Tout pourrait être parfait, dans cette scène tout droit sortie d’un conte de fée. Pourtant le rappel de la réalité est présent partout même ici. Car la journaliste doit se ménager. Il voit la lassitude dans son regard, celle qui lui serre le cœur et qui le fait se sentir un peu plus responsable. La prochaine fois qu’il aurait dû lui dire. La prochaine fois ils feront la course. La prochaine fois ils vivront sans être dans l’ombre de Mitchell.

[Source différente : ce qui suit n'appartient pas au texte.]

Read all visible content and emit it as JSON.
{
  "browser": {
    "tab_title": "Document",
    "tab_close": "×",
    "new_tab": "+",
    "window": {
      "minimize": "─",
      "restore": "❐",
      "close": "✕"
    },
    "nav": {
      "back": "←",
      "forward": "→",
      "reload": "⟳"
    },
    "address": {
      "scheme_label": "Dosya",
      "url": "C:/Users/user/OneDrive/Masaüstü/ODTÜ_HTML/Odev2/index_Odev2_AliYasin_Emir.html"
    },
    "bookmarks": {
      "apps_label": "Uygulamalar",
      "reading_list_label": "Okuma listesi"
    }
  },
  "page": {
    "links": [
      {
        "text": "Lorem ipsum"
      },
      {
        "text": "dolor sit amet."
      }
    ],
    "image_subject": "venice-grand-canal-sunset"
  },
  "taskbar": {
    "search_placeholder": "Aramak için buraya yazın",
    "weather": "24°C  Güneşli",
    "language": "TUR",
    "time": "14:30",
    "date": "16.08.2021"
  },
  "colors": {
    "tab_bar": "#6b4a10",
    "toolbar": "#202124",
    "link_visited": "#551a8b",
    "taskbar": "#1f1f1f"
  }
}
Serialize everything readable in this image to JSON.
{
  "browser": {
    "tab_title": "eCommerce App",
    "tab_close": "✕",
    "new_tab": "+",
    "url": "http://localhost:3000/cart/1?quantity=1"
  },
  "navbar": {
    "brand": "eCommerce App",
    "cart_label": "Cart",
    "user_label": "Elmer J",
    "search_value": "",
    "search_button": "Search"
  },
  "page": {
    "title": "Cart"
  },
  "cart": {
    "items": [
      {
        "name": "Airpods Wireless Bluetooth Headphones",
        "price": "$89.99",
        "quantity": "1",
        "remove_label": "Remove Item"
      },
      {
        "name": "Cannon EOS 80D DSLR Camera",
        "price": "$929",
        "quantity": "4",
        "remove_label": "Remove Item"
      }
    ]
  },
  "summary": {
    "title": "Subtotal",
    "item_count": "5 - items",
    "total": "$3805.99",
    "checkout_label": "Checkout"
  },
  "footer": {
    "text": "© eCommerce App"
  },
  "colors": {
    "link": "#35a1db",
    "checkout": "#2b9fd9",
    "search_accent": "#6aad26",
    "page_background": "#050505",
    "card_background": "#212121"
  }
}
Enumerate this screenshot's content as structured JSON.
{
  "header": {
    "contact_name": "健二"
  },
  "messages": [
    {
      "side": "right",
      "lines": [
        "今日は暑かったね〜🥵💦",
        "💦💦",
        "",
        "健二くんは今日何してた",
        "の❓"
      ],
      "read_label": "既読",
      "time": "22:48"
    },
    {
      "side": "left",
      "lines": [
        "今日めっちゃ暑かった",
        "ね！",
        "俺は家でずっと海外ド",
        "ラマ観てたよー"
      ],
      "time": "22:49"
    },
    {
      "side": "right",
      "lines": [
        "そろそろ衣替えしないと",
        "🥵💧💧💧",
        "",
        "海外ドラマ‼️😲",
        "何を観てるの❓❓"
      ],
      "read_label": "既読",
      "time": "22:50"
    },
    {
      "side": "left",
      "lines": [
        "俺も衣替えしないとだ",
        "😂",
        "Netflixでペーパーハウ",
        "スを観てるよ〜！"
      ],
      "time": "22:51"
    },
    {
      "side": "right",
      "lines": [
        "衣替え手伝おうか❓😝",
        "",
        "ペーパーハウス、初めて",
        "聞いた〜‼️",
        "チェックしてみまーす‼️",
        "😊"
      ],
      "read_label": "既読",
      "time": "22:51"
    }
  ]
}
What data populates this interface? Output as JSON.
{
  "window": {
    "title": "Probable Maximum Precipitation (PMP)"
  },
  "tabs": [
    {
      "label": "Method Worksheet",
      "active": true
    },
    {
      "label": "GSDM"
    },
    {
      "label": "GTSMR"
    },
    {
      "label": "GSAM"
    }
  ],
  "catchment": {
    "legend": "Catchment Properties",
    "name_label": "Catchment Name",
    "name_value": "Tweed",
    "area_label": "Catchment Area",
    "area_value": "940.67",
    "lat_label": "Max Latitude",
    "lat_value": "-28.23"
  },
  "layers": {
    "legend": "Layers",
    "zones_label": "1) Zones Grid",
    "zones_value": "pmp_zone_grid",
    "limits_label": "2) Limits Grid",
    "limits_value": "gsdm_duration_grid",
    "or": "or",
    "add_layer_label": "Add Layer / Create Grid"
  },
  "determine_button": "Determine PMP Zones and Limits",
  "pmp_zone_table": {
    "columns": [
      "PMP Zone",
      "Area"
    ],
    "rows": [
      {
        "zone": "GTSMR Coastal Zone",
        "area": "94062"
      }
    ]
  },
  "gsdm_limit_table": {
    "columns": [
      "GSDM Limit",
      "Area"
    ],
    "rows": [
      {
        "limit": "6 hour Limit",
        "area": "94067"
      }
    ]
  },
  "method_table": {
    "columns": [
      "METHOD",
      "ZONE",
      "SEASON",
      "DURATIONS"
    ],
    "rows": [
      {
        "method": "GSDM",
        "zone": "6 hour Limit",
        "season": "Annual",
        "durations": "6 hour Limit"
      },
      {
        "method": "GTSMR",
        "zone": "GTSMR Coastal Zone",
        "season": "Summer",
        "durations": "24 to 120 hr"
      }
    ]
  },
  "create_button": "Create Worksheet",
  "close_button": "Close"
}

« Tu me laisseras la planche je le sais…. Parce que tu ne cesses de me protéger… » Parfois il se demande s’il la protège trop, si elle se sent étouffée. Pourtant, depuis que Mitchell lui a tiré dessus, la quitter du regard une demie seconde est une seconde de trop. Il s’inquiète à chaque instant, l’angoisse présente dès qu’elle n’est pas avec lui. Le baiser qu’elle dépose sur ses lèvres pourtant le rassure. « … et que j’aime que tu le fasses » Il sourit doucement. « et puis, surtout, tu sais que tu n’as aucune chance contre moi. Je gagne toujours » Un rire s’épanouit sur ses lèvres. « Tu auras ma peau Mia McKullan ça j’en suis persuadé ! » rit-il doucement en venant couvrir son cou de baisers.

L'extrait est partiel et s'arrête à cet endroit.